We zijn dan ook van oordeel dat de verbreding van het Schipdonkkanaal onaanvaardbaar is zonder dat verschillende maatregelen genomen worden om de globale ecologische en landschappelijke kwaliteit van het gebied te behouden en waar mogelijk versterken. Dit kan door de natuurgebieden en hun verbindingen in de omgeving van het kanaal te versterken. Men moet vanzelfsprekend bereid zijn om hiertoe de nodige investeringen te voorzien. Als men bereid is om op een ernstige manier het belang van natuur en landschap mee in te passen in het project, dan kan het project mogelijks een voor de natuur in onze regio evenwaardige balans opleveren. Voorbeelden van projecten op vergelijkbare schaal zijn er elders in Vlaanderen. Bij deze projecten werden ter ‘compensatie’ van de verliezen aan natuur nieuwe gebieden aangelegd of bestaande natuurgebieden versterkt, heringericht of beter beheerd. Al is het duidelijk dat het ene project al sneller wordt uitgevoerd dan het andere en in Vlaanderen enige argwaan gewettigd is over de uitvoering ervan. Belangrijk bij de uitvoering is dat de compensaties tezelfdertijd worden uitgevoerd en de uitvoering afdwingbaar is binnen een te overziene termijn…

Vanzelfsprekend verwachten we ook een maximale ecologische invulling van het nieuwe kanaal zelf (plasbermen, botanisch bermbeheer enz.). Daarom vragen we aan de overheid dat men ernstig werk wil maken van het voorkomen van negatieve gevolgen voor natuur en landschap.
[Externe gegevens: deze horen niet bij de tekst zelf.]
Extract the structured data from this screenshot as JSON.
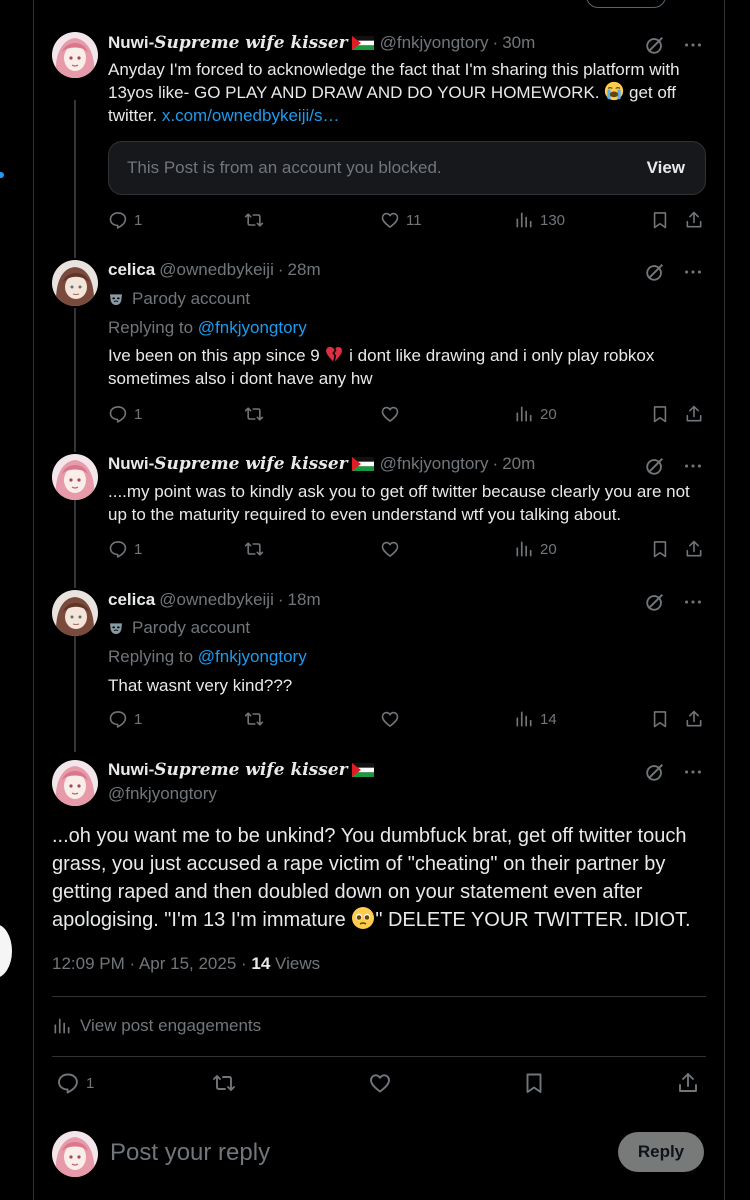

Zoniet zullen wij de aantasting van het gebied aanvechten met alle middelen die ons ter beschikking staan.

In dit concrete geval komen nu reeds doch niet limitatief, twee duidelijke prioriteiten naar voren:

  • Versterken van de bossengordel in het Meetjesland door het voorzien in een robuuste bosverbinding tussen het Leen en het Drongengoed. Het ‘ontsnipperend’ effect dat hiervan het gevolg is, moet de bijkomende versnippering als gevolg van de kanaalverbreding meer dan compenseren.
  • Compensatie van de natuur die verloren gaat door het vergraven van de schrale kanaalbermen. Dit kan door te investeren in dijkherstel en ecologisch dijkbeheer in het Meetjeslands Krekengebied. Het ontbreekt Natuurpunt niet aan expertise of goede wil, maar wel aan middelen om de dijken te verwerven en in functie van hun natuurwaarden te beheren. Omdat deze zo veel meer potentie hebben dan hun huidige toestand, liggen hier goede mogelijkheden tot compensatie van wat bij de kanaalverbreding dreigt verloren te gaan.

We noemen deze twee voorbeelden omdat ze zo voor de hand liggend zijn. Dit neemt niet weg dat een grondige inventaris van knelpunten langsheen het kanaaltracé noodzakelijk is. Daaruit komen waarschijnlijk nog heel wat andere pijnpunten, die vanzelfsprekend ook om een oplossing zullen vragen.

Vanuit NLM willen we ook wijzen op de grote impact die een verbreding zou betekenen voor heel wat bewoners van de kanaalomgeving (vooral in Zomergem). Hier kan niet lichtzinnig over gedaan worden.

Verder mag het kanaal ook niet de deur open zetten voor een wildgroei aan nieuwe industrieterreinen midden in de landelijke gebieden die het doorsnijdt. Dit is voor NLM een absolute voorwaarde!

NLM vindt daarnaast dat de ecologische, landschappelijke en recreatieve functie van het kanaal Gent-Brugge verder versterkt moet worden.

Samenvattend:

Natuur en Landschap Meetjesland volgt deze hele zaak op de voet. Indien men werkelijk bereid is om op een ernstige manier met de wensen en desiderata van NLM rekening te houden, dan zal men in ons een constructieve gesprekspartner vinden. Of men daartoe bereid is, moet echter nog blijken. Er zijn voldoende slechte ervaringen uit het verleden en men is voorlopig niet al te best van start gegaan. Maar er zijn elders ook voorbeelden van het tegendeel. Het is nu aan de overheid om een positief signaal te geven en op een ernstige manier het gesprek aan te gaan. De oplossing van het probleem van de Zeebrugse haven mag niet resulteren in het scheppen van nieuwe ecologische problemen of leefbaarheidproblemen in het Meetjesland. Als men dit probeert, dan zal onze huidige afwachtende en constructieve houding snel omslaan.